If the partner doesn't want Continuum to remediate everything automatically on their behalf, Hiss said the company can provide the remediation steps to the MSP so that it can carry out the work.

3. Continuum's Offering Reduces The Amount of Time Bad Actors Are In The Customer's System

A malicious actor can often spend weeks or even months in a customer's system without being detected, Hiss said.

The bad actors use this "dwell time" to navigate through the customer's organization and figure out exactly where they can do the most harm, Hiss said. Detect & Respond is purpose-built to quickly find malicious actors and mitigate outstanding issues, Hiss said, thereby cutting down on dwell time.

"The faster we can eliminate it [the actor], the better off we're going to be," Hiss said.

2. Continuum's SOC Has Just 10 Employees Today, But Can Grow Very Rapidly

Continuum only has 10 employees in its SOC today, Tsolakis said, but can increase resources very rapidly as demand ramps up.

Some of the SOC staff are existing Continuum workers that were already very familiar with security and have security skills, Tsolakis said. In addition to that, Tsolakis said Continuum hired some external security specialists.

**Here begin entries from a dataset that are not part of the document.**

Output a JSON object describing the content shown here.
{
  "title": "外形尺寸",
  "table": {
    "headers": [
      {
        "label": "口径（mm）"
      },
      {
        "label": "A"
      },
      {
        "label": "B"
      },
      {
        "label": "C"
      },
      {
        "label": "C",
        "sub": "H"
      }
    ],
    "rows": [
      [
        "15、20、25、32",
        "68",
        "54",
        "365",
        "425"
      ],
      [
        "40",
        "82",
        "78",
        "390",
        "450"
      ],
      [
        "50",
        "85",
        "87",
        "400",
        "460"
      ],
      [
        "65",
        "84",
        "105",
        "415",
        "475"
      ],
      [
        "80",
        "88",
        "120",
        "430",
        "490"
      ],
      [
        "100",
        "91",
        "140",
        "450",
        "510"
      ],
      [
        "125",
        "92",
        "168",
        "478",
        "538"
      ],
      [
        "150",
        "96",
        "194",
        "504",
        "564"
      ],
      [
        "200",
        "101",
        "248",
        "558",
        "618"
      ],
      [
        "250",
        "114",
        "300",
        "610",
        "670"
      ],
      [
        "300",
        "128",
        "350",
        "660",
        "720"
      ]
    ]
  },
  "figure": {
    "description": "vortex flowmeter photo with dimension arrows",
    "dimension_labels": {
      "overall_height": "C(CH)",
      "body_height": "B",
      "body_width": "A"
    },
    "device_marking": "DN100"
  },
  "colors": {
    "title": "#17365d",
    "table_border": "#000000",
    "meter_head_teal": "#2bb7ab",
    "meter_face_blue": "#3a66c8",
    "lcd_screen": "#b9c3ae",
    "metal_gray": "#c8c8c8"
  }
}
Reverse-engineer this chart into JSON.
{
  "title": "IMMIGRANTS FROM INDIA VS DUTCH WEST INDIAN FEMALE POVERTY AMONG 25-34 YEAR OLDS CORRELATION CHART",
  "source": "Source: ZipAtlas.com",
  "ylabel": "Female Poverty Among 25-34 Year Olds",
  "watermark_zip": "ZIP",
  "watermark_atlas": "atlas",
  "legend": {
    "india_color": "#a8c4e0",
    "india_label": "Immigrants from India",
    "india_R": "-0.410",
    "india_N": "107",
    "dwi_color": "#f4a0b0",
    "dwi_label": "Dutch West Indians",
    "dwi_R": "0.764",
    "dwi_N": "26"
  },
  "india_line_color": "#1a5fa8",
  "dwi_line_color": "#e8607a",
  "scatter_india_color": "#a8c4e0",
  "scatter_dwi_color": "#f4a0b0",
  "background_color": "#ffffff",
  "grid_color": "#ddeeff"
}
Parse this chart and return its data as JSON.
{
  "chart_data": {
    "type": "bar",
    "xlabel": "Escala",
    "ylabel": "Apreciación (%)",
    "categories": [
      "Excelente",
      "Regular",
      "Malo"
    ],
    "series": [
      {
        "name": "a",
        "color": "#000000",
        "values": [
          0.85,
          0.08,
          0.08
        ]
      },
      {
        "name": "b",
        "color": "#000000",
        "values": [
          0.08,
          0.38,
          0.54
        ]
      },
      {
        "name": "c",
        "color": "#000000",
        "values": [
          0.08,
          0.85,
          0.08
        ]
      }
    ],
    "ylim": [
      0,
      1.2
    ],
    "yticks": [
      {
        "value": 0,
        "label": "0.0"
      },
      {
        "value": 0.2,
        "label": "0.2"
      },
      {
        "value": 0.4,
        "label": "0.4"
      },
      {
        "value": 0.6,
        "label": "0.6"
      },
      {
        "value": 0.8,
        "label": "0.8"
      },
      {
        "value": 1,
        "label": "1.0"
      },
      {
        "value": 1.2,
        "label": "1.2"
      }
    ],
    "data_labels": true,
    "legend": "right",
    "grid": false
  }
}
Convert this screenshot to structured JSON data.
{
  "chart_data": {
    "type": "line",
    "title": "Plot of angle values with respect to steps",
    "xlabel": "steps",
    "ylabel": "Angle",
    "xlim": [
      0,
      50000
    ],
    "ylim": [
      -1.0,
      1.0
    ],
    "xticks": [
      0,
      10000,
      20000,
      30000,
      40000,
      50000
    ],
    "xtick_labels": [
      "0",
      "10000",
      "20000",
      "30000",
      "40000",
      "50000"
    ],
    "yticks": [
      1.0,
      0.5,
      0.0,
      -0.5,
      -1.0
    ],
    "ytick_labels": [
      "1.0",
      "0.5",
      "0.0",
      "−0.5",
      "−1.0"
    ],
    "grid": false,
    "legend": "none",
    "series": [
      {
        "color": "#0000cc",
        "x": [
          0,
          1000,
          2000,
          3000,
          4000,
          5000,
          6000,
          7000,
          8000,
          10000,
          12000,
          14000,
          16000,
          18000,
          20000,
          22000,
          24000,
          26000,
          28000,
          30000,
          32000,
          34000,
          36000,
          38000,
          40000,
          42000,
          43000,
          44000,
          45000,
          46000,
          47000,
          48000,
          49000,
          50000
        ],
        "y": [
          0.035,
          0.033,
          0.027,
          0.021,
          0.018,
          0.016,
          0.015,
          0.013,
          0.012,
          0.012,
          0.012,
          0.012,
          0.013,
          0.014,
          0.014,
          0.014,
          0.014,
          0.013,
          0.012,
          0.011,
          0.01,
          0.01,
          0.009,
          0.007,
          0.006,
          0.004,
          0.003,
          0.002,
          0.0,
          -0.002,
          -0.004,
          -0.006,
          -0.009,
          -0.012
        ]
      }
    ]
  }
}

The IT industry at large is expected to face a global shortage of 2 million cybersecurity professionals by 2019, according to Continuum. But this won't be as big of an issue for Continnum, Tsolakis said, said the company is looking for a relatively small number of resources and is known for being a top employer.

1. There's More To Come

Continuum's Profile & Protect and Detect & Respond managed services offerings are both slated to be generally available to its MSP customers in the first quarter of 2018. But that's not all the company has planned.

Later next year, Hiss said Continuum will roll out a third managed security offering focused on compliance, enforcement and analysis. For now, however, Continuum is remaining mum on the details.